CGT only applies to 50% of profit. Basically it is discounted income tax. It will depend what tax rate you on in for that portion of your income. If you can reduce your income in any way for this financial year tis could be helpful.

An accountant should be able to quickly crunch your numbers for you. ;)

Good luck
 
It was a "transfer" - I'm fairly certain that was the legal term the solicitors used - for a nominal fee of $10K...

I got the details from my solicitors today. The document was entitled "Transfer". The document has the parties involved and notes "the transferor acknowledges recepit of the consideration of $1,000.00 and as regards the land specified above transfers to the transferee an estate in fee simple".

So, can I use the land value as the base my capital gains will start from (the $190K assessed at transfer)?

Thanks again to all for your help/comments.
 
So technically, for the 'buyer' the cost base of the land is the assessed value at transfer ($190k) while 'consideration' is $1k.
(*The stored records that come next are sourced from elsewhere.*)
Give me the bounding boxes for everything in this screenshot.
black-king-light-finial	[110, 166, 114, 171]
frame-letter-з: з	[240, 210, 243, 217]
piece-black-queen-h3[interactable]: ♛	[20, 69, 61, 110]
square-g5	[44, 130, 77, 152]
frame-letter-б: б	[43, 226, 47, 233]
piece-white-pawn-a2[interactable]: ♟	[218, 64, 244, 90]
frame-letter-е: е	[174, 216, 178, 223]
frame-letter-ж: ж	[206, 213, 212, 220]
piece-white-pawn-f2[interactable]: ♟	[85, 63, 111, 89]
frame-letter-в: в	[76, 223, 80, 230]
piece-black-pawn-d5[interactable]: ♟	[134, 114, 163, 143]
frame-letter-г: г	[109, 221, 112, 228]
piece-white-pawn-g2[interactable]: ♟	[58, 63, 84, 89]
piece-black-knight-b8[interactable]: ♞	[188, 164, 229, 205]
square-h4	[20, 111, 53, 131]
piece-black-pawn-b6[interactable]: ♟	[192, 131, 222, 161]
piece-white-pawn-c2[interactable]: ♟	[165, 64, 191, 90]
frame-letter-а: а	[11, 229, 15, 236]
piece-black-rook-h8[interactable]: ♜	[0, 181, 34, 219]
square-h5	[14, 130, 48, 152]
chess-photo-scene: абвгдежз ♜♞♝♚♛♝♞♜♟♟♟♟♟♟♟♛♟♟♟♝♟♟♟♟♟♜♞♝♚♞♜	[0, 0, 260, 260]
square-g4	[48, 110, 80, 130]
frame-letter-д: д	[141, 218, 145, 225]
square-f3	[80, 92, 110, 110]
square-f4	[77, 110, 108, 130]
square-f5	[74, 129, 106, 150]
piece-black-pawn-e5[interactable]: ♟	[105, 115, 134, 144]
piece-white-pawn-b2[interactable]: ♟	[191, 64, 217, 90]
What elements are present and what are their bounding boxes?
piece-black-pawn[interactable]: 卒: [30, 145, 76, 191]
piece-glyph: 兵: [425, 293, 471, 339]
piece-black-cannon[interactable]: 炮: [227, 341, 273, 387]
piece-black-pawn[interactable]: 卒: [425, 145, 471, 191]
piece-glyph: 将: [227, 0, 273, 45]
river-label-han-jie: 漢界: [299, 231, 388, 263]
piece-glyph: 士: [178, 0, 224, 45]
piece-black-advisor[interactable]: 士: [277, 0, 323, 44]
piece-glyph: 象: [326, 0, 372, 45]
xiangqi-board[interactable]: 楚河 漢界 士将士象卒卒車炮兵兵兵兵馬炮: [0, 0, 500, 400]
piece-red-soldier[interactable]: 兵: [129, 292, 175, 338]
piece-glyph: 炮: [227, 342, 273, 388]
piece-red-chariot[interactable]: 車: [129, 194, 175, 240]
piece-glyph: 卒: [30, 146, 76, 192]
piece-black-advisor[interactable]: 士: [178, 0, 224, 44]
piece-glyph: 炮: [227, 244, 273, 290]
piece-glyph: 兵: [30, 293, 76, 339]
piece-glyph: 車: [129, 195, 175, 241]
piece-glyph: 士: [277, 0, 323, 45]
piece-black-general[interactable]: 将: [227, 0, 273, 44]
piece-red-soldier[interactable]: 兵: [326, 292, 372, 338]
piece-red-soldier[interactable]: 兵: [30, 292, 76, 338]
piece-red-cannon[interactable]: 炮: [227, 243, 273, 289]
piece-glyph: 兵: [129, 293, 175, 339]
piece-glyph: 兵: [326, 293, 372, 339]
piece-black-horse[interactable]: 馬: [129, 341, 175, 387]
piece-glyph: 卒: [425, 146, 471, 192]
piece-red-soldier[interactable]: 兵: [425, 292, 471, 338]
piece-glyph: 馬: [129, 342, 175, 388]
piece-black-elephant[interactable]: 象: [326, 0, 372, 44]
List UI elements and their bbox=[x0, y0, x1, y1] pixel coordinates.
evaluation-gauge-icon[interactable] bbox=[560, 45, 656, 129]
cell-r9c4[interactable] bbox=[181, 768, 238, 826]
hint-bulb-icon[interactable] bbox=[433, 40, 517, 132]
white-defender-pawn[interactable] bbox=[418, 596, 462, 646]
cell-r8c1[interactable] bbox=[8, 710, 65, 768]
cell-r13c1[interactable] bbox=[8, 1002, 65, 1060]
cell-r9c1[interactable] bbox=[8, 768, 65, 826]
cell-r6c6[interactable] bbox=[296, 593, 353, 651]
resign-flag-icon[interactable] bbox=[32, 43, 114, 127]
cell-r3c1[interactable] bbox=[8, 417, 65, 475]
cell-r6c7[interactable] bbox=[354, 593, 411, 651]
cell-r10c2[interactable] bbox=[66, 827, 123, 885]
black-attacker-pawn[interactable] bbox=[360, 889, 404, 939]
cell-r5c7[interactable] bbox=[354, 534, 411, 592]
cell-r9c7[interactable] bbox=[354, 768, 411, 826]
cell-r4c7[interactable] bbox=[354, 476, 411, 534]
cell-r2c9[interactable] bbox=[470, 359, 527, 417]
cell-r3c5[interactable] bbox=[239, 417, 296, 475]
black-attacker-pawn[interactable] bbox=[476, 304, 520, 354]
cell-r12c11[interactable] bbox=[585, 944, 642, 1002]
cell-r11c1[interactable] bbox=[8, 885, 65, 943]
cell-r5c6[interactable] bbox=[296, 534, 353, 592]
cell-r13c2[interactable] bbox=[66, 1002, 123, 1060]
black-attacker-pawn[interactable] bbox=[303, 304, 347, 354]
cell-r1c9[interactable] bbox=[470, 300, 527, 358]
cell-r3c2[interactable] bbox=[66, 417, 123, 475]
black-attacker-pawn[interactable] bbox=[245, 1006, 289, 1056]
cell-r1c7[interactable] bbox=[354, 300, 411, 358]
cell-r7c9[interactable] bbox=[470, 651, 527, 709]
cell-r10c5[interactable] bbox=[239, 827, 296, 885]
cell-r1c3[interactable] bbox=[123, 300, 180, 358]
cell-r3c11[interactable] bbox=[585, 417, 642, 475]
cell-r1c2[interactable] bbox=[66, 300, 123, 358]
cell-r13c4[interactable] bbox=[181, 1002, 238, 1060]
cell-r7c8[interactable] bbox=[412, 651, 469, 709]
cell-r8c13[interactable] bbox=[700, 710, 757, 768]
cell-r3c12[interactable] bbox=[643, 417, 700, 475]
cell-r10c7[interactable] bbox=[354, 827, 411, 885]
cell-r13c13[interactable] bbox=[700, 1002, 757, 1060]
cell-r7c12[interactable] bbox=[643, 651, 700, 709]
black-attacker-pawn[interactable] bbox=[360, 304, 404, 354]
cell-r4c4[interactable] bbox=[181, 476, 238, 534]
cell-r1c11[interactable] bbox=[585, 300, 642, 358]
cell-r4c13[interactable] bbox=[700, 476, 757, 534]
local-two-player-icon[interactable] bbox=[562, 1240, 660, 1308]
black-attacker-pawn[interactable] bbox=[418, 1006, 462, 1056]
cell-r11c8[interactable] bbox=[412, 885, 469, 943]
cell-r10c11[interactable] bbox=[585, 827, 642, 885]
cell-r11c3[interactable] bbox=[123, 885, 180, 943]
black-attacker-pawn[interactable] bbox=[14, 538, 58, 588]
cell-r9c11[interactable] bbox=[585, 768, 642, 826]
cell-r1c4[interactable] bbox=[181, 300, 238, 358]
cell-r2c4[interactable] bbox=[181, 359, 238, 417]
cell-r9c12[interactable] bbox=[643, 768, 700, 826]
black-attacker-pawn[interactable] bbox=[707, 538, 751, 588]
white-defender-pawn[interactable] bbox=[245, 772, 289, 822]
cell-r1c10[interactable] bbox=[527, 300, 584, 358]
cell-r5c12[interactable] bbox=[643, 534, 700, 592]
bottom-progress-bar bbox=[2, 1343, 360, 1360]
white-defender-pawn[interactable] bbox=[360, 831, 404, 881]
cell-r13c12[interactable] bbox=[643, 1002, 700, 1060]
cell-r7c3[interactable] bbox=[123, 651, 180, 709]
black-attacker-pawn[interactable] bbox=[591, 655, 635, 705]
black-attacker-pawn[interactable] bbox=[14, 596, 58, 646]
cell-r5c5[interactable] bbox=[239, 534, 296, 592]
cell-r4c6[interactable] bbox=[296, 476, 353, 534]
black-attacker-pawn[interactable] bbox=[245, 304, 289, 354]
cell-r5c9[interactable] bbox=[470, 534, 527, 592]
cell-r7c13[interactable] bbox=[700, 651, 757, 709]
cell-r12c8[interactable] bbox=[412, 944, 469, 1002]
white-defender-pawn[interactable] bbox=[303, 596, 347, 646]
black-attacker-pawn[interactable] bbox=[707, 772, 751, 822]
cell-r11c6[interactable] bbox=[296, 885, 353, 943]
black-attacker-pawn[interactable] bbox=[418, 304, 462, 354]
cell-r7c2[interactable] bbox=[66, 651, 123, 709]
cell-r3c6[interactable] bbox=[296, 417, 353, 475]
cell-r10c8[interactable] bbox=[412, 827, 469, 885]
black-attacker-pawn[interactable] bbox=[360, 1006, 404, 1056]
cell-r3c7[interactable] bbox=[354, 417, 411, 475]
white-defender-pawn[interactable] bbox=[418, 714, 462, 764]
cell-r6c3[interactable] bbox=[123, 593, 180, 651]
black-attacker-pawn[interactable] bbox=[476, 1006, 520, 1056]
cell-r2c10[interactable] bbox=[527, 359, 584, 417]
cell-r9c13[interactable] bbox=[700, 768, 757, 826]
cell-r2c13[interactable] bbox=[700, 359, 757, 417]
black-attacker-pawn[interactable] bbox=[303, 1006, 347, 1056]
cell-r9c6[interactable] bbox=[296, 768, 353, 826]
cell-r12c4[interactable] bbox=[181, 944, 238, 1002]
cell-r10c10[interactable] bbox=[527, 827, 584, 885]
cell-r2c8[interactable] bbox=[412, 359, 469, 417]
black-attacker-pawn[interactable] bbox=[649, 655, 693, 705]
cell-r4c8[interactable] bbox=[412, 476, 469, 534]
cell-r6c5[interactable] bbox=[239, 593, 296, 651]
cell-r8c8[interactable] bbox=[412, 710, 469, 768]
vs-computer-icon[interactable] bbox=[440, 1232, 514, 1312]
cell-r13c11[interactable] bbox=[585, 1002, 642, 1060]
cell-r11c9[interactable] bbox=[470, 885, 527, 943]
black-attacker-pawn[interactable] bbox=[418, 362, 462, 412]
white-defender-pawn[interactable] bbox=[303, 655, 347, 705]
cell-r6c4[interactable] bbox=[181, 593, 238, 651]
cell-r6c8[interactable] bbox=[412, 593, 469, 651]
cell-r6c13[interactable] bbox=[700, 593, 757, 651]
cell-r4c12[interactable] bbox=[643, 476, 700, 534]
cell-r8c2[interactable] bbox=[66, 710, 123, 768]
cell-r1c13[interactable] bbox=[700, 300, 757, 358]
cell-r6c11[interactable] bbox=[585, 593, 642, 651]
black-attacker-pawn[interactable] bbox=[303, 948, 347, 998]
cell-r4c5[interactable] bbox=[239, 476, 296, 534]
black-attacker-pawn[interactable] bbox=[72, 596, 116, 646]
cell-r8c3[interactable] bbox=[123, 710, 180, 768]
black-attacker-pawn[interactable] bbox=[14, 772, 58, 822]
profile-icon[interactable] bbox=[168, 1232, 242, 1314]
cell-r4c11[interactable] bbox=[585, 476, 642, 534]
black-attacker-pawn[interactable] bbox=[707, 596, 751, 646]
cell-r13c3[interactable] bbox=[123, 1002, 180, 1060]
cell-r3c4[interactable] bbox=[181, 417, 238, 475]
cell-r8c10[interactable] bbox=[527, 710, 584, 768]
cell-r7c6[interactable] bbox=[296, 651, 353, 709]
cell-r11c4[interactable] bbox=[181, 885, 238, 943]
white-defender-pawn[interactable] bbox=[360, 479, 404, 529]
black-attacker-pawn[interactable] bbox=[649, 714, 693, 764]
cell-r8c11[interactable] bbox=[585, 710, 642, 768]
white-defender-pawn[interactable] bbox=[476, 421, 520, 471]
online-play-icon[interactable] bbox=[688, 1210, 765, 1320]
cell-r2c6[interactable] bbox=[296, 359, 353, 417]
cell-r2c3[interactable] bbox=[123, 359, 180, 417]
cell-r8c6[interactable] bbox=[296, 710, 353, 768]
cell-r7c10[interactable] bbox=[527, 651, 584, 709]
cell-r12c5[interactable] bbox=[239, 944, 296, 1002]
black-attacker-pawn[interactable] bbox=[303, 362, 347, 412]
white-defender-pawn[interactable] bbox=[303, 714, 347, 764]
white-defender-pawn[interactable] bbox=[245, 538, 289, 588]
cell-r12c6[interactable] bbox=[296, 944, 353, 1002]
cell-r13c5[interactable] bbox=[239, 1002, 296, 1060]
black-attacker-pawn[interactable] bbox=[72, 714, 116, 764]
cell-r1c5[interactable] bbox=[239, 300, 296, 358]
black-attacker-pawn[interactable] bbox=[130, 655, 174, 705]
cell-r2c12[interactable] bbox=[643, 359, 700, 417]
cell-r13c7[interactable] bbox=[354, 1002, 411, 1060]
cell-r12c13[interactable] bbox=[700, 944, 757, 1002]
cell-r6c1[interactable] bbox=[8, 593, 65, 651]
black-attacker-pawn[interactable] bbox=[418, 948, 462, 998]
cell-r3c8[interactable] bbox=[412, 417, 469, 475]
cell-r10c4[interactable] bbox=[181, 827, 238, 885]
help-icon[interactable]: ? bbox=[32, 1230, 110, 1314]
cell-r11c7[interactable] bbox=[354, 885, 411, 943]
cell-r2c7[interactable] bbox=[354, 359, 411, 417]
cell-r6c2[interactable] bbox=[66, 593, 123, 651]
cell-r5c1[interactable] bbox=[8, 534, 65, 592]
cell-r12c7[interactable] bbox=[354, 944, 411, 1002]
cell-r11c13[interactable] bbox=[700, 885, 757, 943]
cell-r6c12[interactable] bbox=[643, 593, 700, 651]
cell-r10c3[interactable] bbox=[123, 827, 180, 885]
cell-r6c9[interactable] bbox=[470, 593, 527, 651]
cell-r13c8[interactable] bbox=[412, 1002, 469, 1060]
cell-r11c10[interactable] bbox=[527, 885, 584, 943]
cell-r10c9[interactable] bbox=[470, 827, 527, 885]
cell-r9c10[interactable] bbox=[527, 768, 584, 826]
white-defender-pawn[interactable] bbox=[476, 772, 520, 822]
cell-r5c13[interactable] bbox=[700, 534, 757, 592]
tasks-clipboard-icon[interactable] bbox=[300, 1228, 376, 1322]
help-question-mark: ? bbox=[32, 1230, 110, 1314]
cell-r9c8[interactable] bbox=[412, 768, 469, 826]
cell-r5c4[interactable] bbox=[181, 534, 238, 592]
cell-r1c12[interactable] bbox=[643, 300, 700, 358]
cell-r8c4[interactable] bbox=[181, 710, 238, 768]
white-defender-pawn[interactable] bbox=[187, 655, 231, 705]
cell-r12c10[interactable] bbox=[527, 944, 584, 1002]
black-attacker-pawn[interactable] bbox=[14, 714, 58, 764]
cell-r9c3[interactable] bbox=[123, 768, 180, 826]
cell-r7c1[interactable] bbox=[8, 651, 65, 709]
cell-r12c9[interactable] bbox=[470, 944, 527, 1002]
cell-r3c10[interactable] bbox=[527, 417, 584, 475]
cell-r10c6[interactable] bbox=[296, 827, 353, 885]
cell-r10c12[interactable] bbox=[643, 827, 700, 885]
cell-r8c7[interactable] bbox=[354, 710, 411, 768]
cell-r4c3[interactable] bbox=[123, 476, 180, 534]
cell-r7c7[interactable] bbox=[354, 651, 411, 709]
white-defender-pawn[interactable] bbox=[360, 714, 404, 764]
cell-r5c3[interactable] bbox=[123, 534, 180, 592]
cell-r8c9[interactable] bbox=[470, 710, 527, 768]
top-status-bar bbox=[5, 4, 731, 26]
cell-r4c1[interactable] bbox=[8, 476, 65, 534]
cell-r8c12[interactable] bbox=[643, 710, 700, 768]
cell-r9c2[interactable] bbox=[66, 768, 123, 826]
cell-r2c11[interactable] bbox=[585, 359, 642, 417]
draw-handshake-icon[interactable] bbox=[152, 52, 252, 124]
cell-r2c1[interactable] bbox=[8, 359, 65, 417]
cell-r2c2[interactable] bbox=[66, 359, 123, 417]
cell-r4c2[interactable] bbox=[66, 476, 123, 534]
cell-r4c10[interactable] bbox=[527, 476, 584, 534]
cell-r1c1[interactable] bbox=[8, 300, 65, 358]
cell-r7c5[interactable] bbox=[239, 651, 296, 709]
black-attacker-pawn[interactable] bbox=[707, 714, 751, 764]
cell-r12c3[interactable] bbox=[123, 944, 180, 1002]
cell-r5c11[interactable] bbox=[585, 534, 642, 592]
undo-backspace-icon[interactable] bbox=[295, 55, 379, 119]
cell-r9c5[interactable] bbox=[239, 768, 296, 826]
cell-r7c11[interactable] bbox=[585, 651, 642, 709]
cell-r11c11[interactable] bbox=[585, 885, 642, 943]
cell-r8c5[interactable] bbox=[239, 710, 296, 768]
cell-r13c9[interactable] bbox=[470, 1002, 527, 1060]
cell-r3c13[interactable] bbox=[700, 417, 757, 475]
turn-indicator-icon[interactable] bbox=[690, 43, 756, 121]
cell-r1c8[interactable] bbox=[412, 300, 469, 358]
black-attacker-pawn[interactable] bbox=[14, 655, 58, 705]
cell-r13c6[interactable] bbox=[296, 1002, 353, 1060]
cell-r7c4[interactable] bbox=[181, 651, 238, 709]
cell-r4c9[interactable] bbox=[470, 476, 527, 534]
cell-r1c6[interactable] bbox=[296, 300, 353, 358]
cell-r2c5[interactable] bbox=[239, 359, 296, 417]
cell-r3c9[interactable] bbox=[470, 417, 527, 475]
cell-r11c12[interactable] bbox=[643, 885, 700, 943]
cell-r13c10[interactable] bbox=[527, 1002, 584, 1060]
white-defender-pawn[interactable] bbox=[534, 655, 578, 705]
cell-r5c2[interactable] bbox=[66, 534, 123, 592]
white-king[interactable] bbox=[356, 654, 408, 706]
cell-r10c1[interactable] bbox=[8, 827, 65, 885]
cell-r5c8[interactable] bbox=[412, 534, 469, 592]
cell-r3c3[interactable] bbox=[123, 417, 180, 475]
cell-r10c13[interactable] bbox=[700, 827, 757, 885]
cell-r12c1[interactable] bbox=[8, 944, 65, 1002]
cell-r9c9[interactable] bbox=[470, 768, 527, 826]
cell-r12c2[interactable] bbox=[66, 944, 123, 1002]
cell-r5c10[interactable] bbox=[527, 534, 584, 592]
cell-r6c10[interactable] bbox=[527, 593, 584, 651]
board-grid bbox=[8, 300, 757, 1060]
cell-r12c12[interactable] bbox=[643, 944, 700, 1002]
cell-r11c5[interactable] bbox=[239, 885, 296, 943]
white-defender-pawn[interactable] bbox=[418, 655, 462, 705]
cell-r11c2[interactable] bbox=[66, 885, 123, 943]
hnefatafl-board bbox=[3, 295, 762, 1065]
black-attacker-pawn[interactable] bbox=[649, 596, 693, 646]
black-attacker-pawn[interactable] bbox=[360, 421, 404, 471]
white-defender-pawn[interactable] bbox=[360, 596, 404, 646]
I would have thought that means your parents would have to pay tax on CG (using Coasty Mike's far more accurate terminology) when they gifted the place to you? i.e. even though consideration was $1k, THEIR sale price for tax purposes would be $190k? Did your parents do their tax return properly for this?
Alex
 
You allude you own a PPR with a mortgage that might have to be serviced via one income, an income that has to feed 3 mouths as well....

There's 3 other avenues you might consider before disposing of land....

1.
whether you can borrow and build an IP on it, and rent out for a positive cash flow. think duplex or apartments.

2.
build a PPR on it, move into it for 6 mths, then sell it (due to changed circumstances)....that way you don't pay cgt. Though your current PPR's status would have to be changed to IP for 12 mths. Whether you do this depends on the relative cg's of each property.

However, each of the above would probably cost you $15k in progress pmt interest on construction.

3. Don't sell the land until the FY after you stop working. That way, you at least drop your marginal tax rate.